The only problem - you have to explicitly define sources (or destinations) in order to create (or export) a DataFrame. But the source/destination of data doesn’t really change the logic of transformations (if the schema is preserved). To solve the problem, we decided to add the universal api to read/write DataFrames:

from sparkly import SparklyContext

class MyContext(SparklyContext):
    packages = [
        'datastax:spark-cassandra-connector:1.6.1-s_2.10',
        'com.databricks:spark-csv_2.10:1.4.0',
        'org.elasticsearch:elasticsearch-spark_2.10:6.5.4',
    ]

hc = MyContext()

# To read data
df = hc.read_ext.by_url('cassandra://localhost/my_keyspace/my_table?consistency=ONE')
df = hc.read_ext.by_url('csv:s3://my-bucket/my-data?header=true')
df = hc.read_ext.by_url('elastic://localhost/my_index/my_type?q=awesomeness')
df = hc.read_ext.by_url('parquet:hdfs://my.name.node/path/on/hdfs')

# To write data
df.write_ext.by_url('cassandra://localhost/my_keyspace/my_table?consistency=QUORUM&parallelism=8')
df.write_ext.by_url('csv:hdfs://my.name.node/path/on/hdfs')
df.write_ext.by_url('elastic://localhost/my_index/my_type?parallelism=4')
df.write_ext.by_url('parquet:s3://my-bucket/my-data?header=false')

Controlling the load¶

From the official documentation:

Don’t create too many partitions in parallel on a large cluster; otherwise Spark might crash your external database systems.

link: <https://spark.apache.org/docs/2.0.1/api/java/org/apache/spark/sql/DataFrameReader.html>

It’s a very good advice, but in practice it’s hard to track the number of partitions. For instance, if you write a result of a join operation to database the number of splits might be changed implicitly via spark.sql.shuffle.partitions.

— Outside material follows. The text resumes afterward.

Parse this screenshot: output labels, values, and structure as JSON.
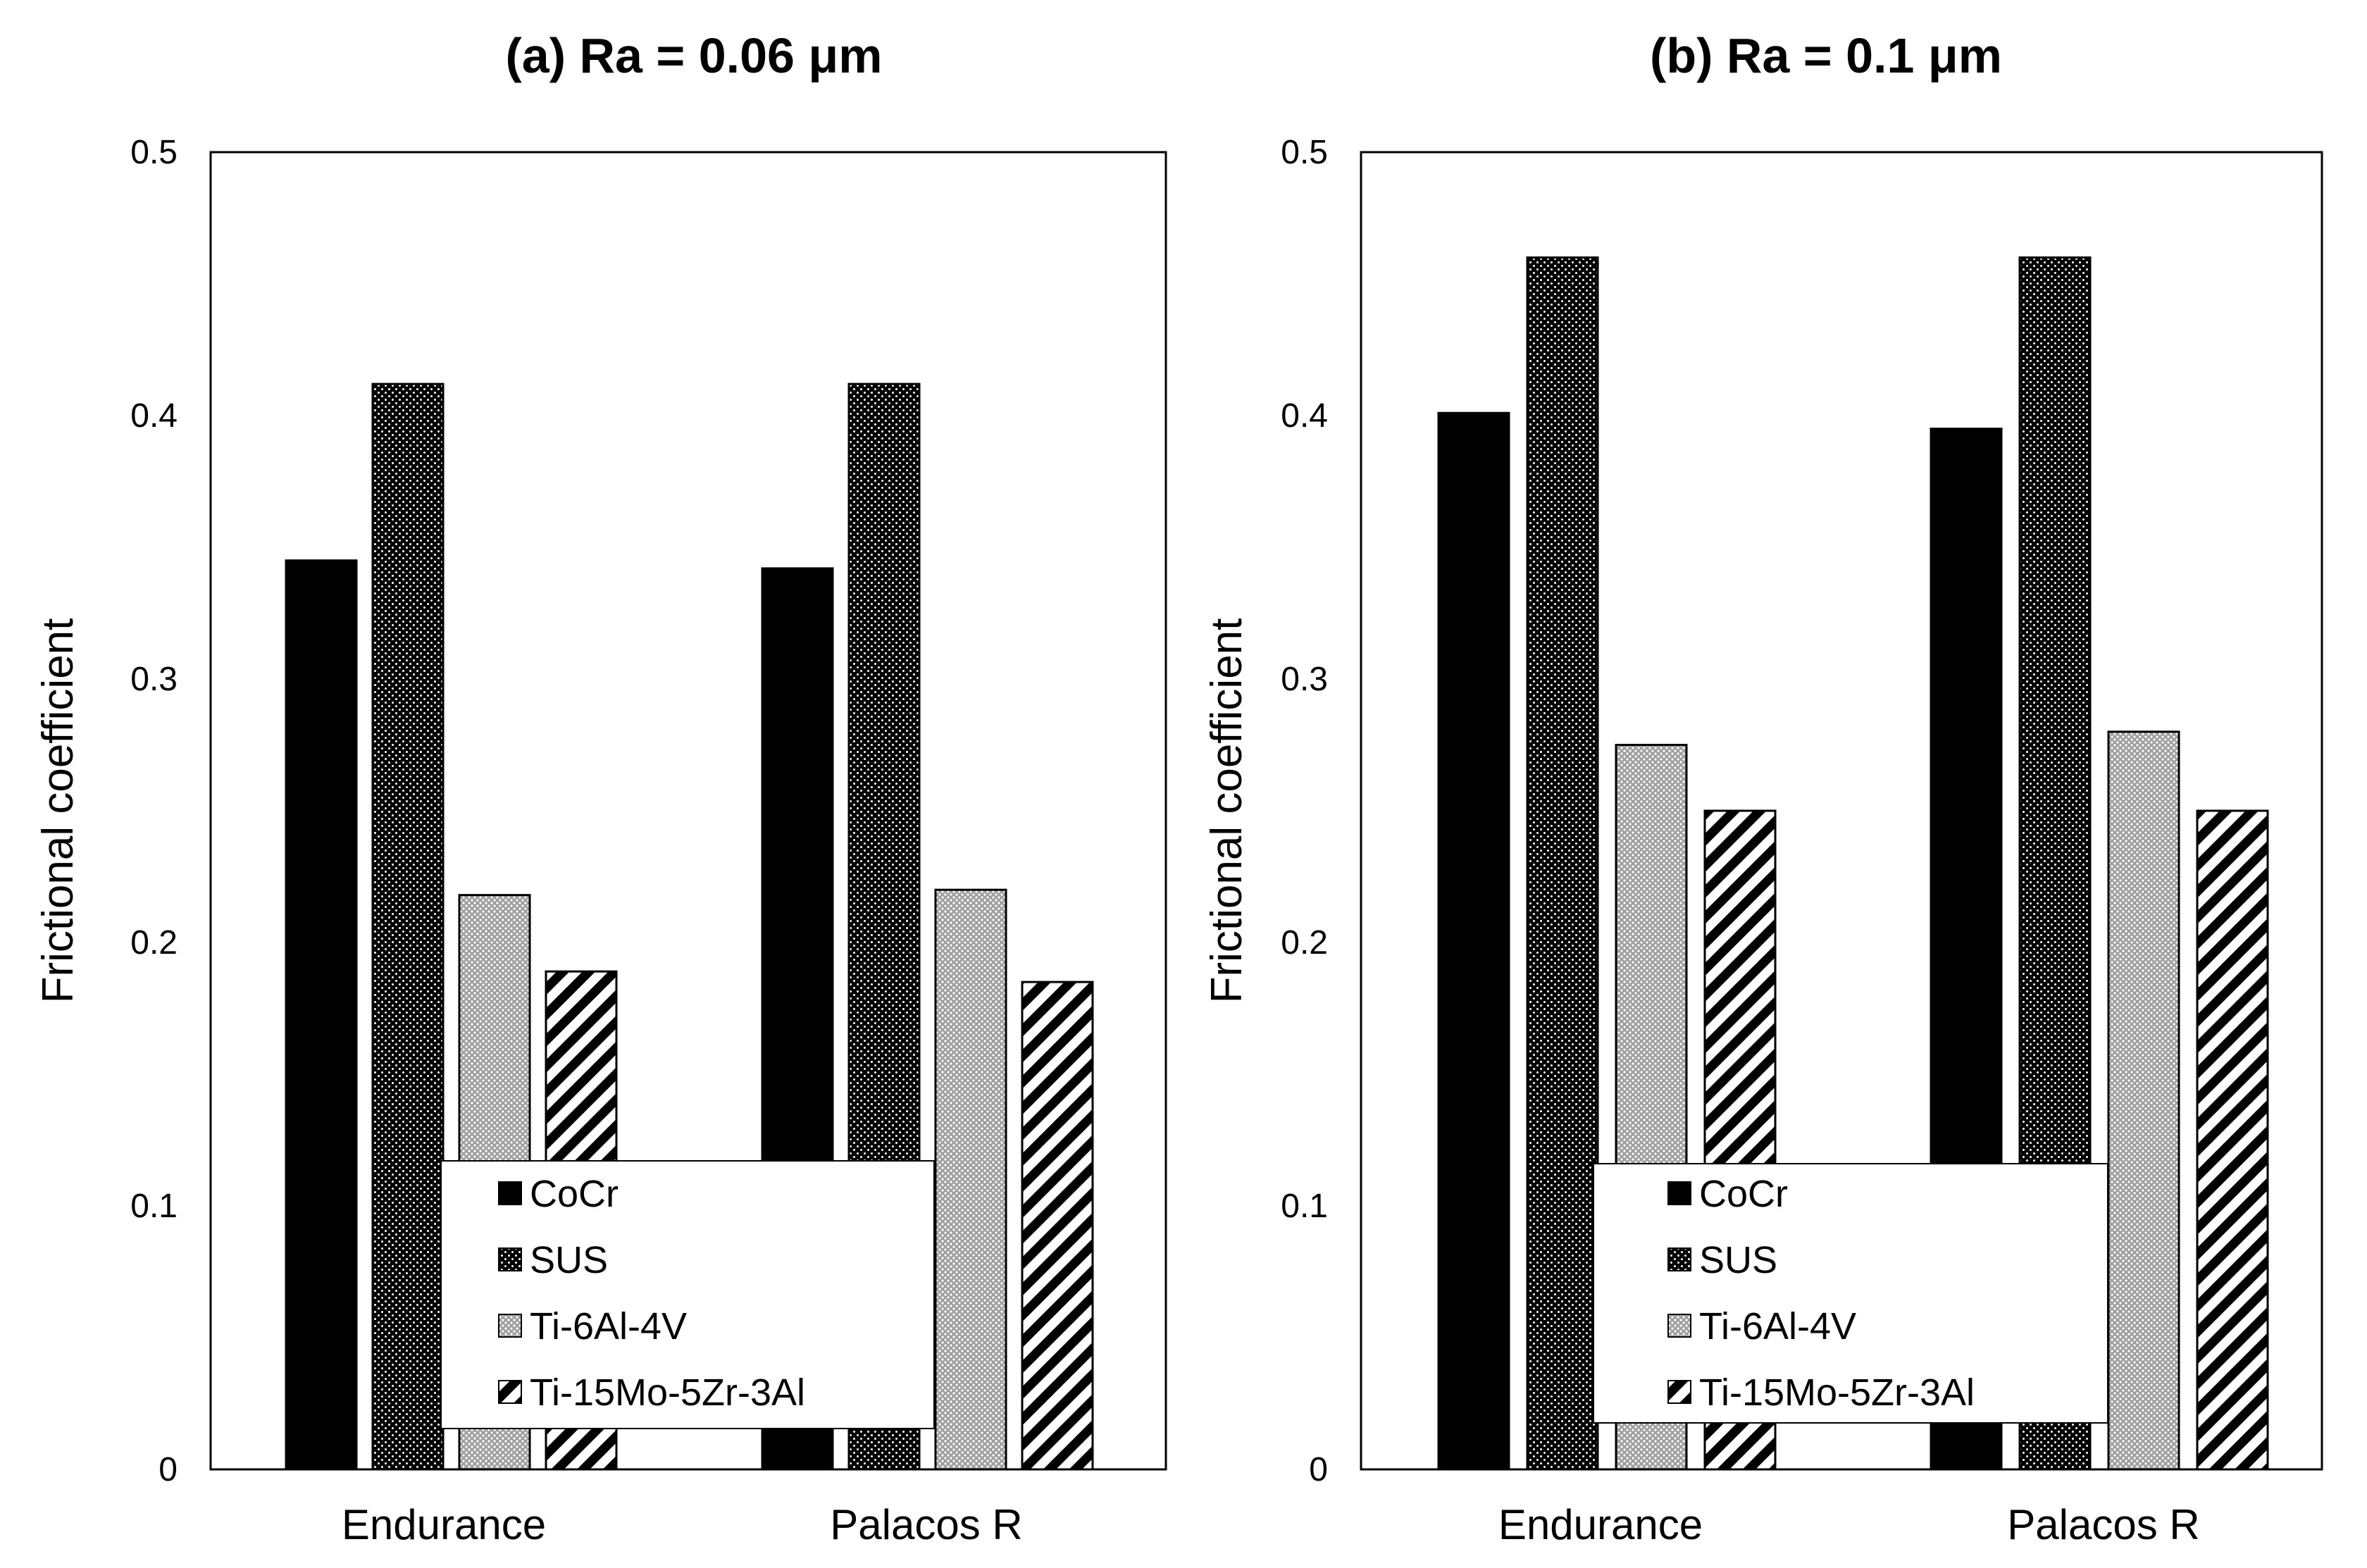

To prevent us from shooting to the foot, we decided to add parallelism option for all our readers and writers. The option is designed to control a load on a source we write to / read from. It’s especially useful when you are working with data storages like Cassandra, MySQL or Elastic. However, the implementation of the throttling has some drawbacks and you should be aware of them.

The way we implemented it is pretty simple: we use coalesce on a dataframe to reduce an amount of tasks that will be executed in parallel. Let’s say you have a dataframe with 1000 splits and you want to write no more than 10 task in parallel. In such case coalesce will create a dataframe that has 10 splits with 100 original tasks in each. An outcome of this: if any of these 100 tasks fails, we have to retry the whole pack in 100 tasks.